# Lagrangian for point mass on a hoop

1. Sep 23, 2012

### aaaa202

1. The problem statement, all variables and given/known data
See attached picture for problem.

2. Relevant equations
Lagranges equation.

3. The attempt at a solution
So I have found the lagrangian to be:

L = ½ma2(θ'2+$\omega$2sinθ) - mgacosθ

I think this is correct but I have some questions on the further solution of the problem. First of all - what is meant by the constants of motion? Is that the total energy? I can see in a sense that it should be conserved since the lagrangian doesn't depend on time. On the other hand - why would the energy be conserved from an intuitive point of view- i.e. if the hoop is moving at constant angular velocity regardless of the azimuthal angle then that must mean someone is compensating for the extra kinetic energy needed to maintain constant angular speed at larger angles (0;1/4$\pi$) - I don't see how you could phyiscally have the gain in potential energy to go into this work.
Overall I am a bit unsure of how to picture the situation. At first I thought of a ball lying on top of a ring that is rotating about the z-axis (because that's what it is rotating about right???)
but then that situation doesn't really constrain the mass to move on the hoop. Then I thought of the hoop as a torus in which the ball is free to move. Is this a better picture?
And furthermore - since there exists a solution where the ball remains stationary at another point than the bottom that must mean some force is opposing the force of gravity on the mass. What is that force. Is that the force upwards from the exterior of the torus?
And lastly, I don't understand why you don't have to take into account the initial conditions when finding the angular velocity for which that mass can remain stationary. Surely there must be a difference between the situation where the mass starts at the top and the bottom for instance?

#### Attached Files:

• ###### pointmasshoop.png
File size:
10.9 KB
Views:
247
2. Sep 24, 2012

### Hypersphere

It looks OK, yes. You have spherical symmetry, and the potential term behaves properly.
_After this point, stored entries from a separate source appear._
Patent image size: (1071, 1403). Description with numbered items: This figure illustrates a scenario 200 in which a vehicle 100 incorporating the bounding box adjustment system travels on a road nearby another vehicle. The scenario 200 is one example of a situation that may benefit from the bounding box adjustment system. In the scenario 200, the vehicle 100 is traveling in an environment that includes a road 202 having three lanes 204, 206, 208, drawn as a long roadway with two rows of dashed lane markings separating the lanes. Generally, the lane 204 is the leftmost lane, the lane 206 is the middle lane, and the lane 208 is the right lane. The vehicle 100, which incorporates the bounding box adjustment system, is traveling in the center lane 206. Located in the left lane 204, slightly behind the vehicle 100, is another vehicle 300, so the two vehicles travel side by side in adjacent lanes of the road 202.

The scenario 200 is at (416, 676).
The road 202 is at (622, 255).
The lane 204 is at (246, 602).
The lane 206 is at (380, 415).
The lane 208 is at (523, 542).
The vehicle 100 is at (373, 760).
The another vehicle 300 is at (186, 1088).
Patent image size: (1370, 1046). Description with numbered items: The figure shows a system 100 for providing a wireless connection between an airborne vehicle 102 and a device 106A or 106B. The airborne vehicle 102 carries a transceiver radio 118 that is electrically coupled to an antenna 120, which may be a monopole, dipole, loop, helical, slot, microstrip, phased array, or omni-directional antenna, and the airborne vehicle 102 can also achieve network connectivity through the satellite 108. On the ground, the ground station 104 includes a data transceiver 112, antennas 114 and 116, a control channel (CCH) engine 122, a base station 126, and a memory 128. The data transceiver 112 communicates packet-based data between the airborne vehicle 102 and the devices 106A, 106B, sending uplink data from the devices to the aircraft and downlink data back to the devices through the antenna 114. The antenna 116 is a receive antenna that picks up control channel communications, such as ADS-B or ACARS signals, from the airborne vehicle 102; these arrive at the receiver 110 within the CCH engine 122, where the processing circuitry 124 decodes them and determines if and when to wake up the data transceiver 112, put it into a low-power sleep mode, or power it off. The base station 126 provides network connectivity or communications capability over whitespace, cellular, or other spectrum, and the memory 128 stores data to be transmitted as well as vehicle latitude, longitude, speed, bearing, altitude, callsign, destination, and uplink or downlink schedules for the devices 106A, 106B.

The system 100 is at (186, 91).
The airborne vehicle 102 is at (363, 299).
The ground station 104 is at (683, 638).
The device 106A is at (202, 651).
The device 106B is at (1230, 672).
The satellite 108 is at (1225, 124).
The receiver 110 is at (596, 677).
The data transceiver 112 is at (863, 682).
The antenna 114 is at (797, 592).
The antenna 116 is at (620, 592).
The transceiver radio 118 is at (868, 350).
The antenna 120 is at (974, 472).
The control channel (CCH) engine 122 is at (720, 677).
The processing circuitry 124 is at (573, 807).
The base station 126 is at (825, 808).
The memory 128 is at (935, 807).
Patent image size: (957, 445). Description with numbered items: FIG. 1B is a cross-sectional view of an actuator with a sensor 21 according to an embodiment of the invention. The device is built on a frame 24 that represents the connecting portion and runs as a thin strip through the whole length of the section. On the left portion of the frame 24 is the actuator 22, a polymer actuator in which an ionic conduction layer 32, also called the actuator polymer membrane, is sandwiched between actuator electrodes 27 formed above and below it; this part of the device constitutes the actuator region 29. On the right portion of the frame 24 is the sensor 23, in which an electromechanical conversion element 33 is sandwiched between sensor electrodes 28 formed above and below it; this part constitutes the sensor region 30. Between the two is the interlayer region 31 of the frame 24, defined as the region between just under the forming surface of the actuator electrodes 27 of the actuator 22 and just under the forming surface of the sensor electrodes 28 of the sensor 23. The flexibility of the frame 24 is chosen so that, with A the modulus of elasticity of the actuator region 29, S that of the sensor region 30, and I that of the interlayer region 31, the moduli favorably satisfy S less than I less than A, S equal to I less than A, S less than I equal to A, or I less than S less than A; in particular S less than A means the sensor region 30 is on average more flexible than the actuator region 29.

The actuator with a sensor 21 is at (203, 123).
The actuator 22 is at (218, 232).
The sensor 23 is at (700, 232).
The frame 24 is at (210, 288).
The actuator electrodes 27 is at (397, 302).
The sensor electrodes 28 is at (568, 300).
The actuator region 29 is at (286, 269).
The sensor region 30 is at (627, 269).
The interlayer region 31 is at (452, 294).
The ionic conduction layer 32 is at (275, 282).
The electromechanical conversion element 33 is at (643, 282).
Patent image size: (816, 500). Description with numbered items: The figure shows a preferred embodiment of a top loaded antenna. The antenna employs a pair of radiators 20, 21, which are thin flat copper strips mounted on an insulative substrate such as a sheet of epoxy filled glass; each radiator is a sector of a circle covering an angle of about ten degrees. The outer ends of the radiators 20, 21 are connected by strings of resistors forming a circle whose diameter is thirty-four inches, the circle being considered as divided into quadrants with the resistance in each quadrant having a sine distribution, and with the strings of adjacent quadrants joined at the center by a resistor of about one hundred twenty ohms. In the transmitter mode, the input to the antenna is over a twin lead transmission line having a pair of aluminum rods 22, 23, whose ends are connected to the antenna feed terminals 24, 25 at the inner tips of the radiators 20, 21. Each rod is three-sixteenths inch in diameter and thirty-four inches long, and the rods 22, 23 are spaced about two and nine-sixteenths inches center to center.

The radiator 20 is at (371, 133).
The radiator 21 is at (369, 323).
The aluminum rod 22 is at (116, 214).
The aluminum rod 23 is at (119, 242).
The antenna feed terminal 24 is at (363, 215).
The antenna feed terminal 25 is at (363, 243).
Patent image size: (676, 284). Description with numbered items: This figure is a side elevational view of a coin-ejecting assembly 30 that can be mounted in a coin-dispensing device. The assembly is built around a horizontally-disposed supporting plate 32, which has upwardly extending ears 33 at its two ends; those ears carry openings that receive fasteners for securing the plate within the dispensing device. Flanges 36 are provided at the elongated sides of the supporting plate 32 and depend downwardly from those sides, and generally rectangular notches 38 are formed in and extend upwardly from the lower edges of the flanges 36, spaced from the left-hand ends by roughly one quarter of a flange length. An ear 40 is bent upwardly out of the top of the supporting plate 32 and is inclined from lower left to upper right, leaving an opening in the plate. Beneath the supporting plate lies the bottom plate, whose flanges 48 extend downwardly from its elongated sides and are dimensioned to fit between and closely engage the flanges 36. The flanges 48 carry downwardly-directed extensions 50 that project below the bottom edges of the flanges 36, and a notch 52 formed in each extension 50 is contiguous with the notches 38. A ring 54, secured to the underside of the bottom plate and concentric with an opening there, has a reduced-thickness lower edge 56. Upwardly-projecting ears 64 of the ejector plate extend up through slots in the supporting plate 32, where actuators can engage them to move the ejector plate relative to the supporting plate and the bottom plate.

A constant of motion is really just some quantity that is conserved under the motion. Using Noether's theorem we know that it corresponds to a symmetry of the Lagrangian, and here you have rightly pointed out that the energy is a constant of motion.

Maybe it's more intuitive if you combine the two θ-dependent terms into an effective potential? Then compare this potential term with the kinetic term. I don't think it's impossible to imagine a constant total energy in this case, do you?

Also, I guess you should view the constant ω as being the result of a motor or something. That motor, however, isn't part of your system. You just consider this point mass, that for some reason is constrained to this hoop. That's what your Lagrangian describes. This mass has a total energy, which is conserved.

A torus with a ball is one way to look at it. I guess I would just see the mass as a thin ring encircling another thin ring. And yeah, it rotates about the vertical axis.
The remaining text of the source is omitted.